Since that day, the only thing that has kept David going is the knowledge that Steelheart has a weakness, though he doesn't know exactly what it is, and a thirst for revenge. Now he uses that knowledge to persuade the Reckoners to stay put in Newcago - known as Chicago, before Steelheart turned it into a maze of steel catacombs cloaked in everlasting night. He convinces their leader, a brooding scientist named Prof, to draw Steelheart out into what he believes is a duel against a nonexistent Epic named Limelight, meanwhile disrupting his stranglehold on Newcago. He basically hijacks a whole unit of anti-Epic insurgents to use them for his personal revenge, even if it means creating a power vacuum that will, at least in the short term, cause more human suffering.

Prof thinks taking Steelheart down will convince more ordinary folks to rise up against Epic rule. His teammates have different views. There's a French-Canadian guy named Abraham, who like David's father, has faith that Epics will eventually turn toward good and save mankind, though for now he's happy to blow stuff up. There's Tia, an operations expert who relishes the challenge of analyzing David's memory of the day Steelheart took over Chicago, trying to spot his crucial weakness.
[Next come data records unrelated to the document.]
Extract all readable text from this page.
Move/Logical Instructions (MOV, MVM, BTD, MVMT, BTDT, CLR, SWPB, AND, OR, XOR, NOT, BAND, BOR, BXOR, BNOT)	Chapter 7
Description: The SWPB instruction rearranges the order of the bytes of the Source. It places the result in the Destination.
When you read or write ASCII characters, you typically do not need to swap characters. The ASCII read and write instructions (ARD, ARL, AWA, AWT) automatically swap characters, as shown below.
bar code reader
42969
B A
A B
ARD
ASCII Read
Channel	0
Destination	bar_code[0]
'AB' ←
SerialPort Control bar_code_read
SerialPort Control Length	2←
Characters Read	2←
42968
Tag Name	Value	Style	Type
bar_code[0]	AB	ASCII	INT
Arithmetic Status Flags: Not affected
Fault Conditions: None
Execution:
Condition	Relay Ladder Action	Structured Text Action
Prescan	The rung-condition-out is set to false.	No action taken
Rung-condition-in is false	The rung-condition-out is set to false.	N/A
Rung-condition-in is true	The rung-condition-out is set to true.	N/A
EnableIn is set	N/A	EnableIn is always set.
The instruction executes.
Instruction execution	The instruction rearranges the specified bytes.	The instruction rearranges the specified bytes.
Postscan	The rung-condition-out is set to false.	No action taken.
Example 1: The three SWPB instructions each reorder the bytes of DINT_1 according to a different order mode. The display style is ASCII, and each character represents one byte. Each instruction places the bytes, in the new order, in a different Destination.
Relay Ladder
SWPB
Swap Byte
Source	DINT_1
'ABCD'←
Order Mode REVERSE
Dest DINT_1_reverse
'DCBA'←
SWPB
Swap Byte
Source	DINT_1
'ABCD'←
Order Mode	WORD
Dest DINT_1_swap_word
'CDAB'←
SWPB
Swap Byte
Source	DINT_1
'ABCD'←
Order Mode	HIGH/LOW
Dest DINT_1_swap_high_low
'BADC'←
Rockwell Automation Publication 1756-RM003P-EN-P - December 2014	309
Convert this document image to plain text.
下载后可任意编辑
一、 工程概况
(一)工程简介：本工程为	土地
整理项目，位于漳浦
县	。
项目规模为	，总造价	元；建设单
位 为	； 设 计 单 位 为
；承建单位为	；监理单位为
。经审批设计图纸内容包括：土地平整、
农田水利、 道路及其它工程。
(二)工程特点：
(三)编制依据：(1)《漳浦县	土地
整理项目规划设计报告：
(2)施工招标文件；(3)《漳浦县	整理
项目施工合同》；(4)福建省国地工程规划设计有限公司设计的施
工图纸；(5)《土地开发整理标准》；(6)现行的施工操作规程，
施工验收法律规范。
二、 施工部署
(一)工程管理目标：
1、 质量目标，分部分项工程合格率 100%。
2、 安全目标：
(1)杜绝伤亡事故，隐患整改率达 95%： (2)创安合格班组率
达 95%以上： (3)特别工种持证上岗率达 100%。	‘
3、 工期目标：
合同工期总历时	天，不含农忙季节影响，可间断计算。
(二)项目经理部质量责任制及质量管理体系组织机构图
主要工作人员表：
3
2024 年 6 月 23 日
There's Cody, a sniper with a Tennessee accent who likes to pretend he's Scottish. And lastly, there's Megan, a beautiful but unapproachable girl David would like to figure out. Although his knowledge of what makes Epics tick rivals anybody's, something about Megan eludes him.

As their plan to challenge Steelheart races forward with reckless speed, David encounters dangers to body, soul, heart, and mind, each of which keep the reader engaged at a gut level, even while mindblowing concepts scream past and incredible surprises pop up at every turn. It's another astonishing feat of world-building, engineered to thrill, by the author of Elantris, The Rithmatist, the Mistborn series, and the conclusion of the late Robert Jordan's Wheel of Time cycle. A discerning reader might pick up some common threads between the quests of these books' heroes, but the differences between the worlds they inhabit make each one an exciting realm to explore. This time, Sanderson blows the door off Superman's quick-change phone booth with the question, "What if super powers turned people into monsters?" My synopsis, above, does not begin to do justice to how deeply or how rewardingly this book delves into that question. Set in a world that, until 10 years ago, apparently looked just like ours, it makes that question count for us as though it affected us personally - and, with only a minor tweak in one's definition of "power," it actually might. I definitely plan to read the next book in this series, Firefight. There is also a third novel, Calamity, as well as a short story titled Mitosis.